We aren't exactly making paper, (see this really great Instructable for that) we are making a cruder pulp to make a pot. The most successful pots I was able to make were using paper egg cartons and drink carriers mixed with coffee grounds and lint.

This step is all about getting the fibers loosened up in the water. A less refined paper, preferable a paper or cardboard made from recycled content will break down faster and without too much work. When using regular box cardboard I did have to resort to using a blender to break the paper down into more workable material.

Using pulped cardboard packaging, such as egg cartons or drink carriers

  1. Break down the pulped cardboard into smaller pieces. (I found stomping on the egg carton or drink carrier was a nice stress reliever and broke things down nicely.)
  2. Put your broken down pieces into the container. You can also add in your lint and used coffee grounds. (Don't use too many coffee grounds, it will make the final product too crumbly. I found a 4 to 1 ratio of paper to grounds worked best.)
  3. Add water and let soak, overnight at the least.
  4. To achieve a nice slurry consistency use your hands to break up larger pieces, if larger pieces don't break down you might need a blender. (See step 4 below)
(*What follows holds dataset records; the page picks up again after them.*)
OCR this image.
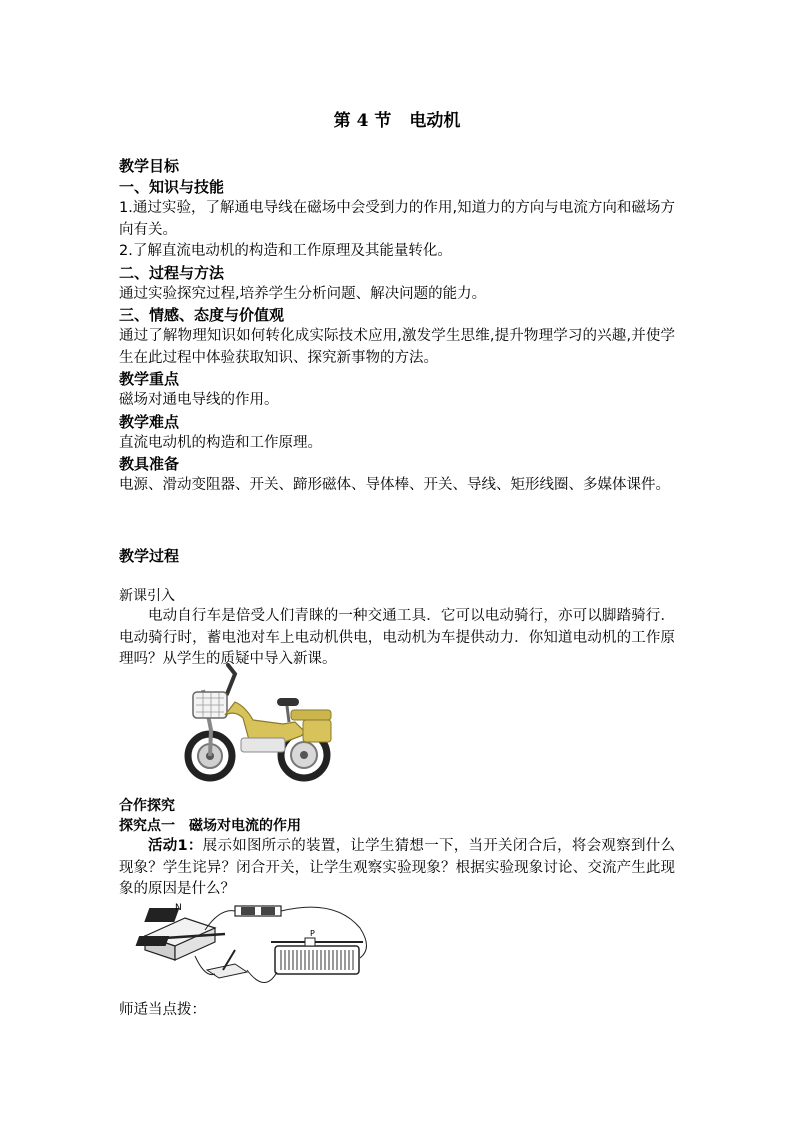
第 4 节 电动机
教学目标
一、知识与技能
1.通过实验，了解通电导线在磁场中会受到力的作用,知道力的方向与电流方向和磁场方向有关。
2.了解直流电动机的构造和工作原理及其能量转化。
二、过程与方法
通过实验探究过程,培养学生分析问题、解决问题的能力。
三、情感、态度与价值观
通过了解物理知识如何转化成实际技术应用,激发学生思维,提升物理学习的兴趣,并使学生在此过程中体验获取知识、探究新事物的方法。
教学重点
磁场对通电导线的作用。
教学难点
直流电动机的构造和工作原理。
教具准备
电源、滑动变阻器、开关、蹄形磁体、导体棒、开关、导线、矩形线圈、多媒体课件。
教学过程
新课引入
电动自行车是倍受人们青睐的一种交通工具．它可以电动骑行，亦可以脚踏骑行．电动骑行时，蓄电池对车上电动机供电，电动机为车提供动力．你知道电动机的工作原理吗？从学生的质疑中导入新课。
合作探究
探究点一　磁场对电流的作用
活动1：展示如图所示的装置，让学生猜想一下，当开关闭合后，将会观察到什么现象？学生诧异？闭合开关，让学生观察实验现象？根据实验现象讨论、交流产生此现象的原因是什么？
N
P
师适当点拨：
Using cardboard, or more refined paper

  1. Break down your cardboard and paper into small pieces, a shredder is handy for this step, it can be tedious tearing or using scissors to cut up the material.
  2. Add the cut-up paper in a large container, along with any other biodegradable product you'd like. You can also add in your lint and used coffee grounds. Don't use too many grounds, it will make the final product too crumbly. I found a 4 to 1 ratio of paper to grounds worked best.
  3. Add water and let soak, overnight at least.
  4. At this point we looking to achieve a nice, loose, slurry. If the material hasn't broken down it will need some help. Add the material in a blender with enough water to allow the blender to do its thing.

Step 2: Forming the Pot

The potting begins! The paper/coffee ground/lint slurry will need to be separated from the water. I used an old kitchen strainer I had on hand. You can also use a loose-knit fiber cloth or cheesecloth. If you have nothing on hand just pouring off the water that is on top of the settled paper slurry should be sufficient.

I used old takeout soup containers to form larger pots, using my fingers to evenly spread out the material and squeeze out any water that remains. For the smaller seedling starter pots, I used a muffin tin. It's the same process as the larger pots, using your fingers to distribute the material evenly inside the tin cup. Let the paper dry a bit, I set the takeout containers upside down on the concrete on a sunny day and it dried in 24 hours.

Now you have some pots! Now grow some plants!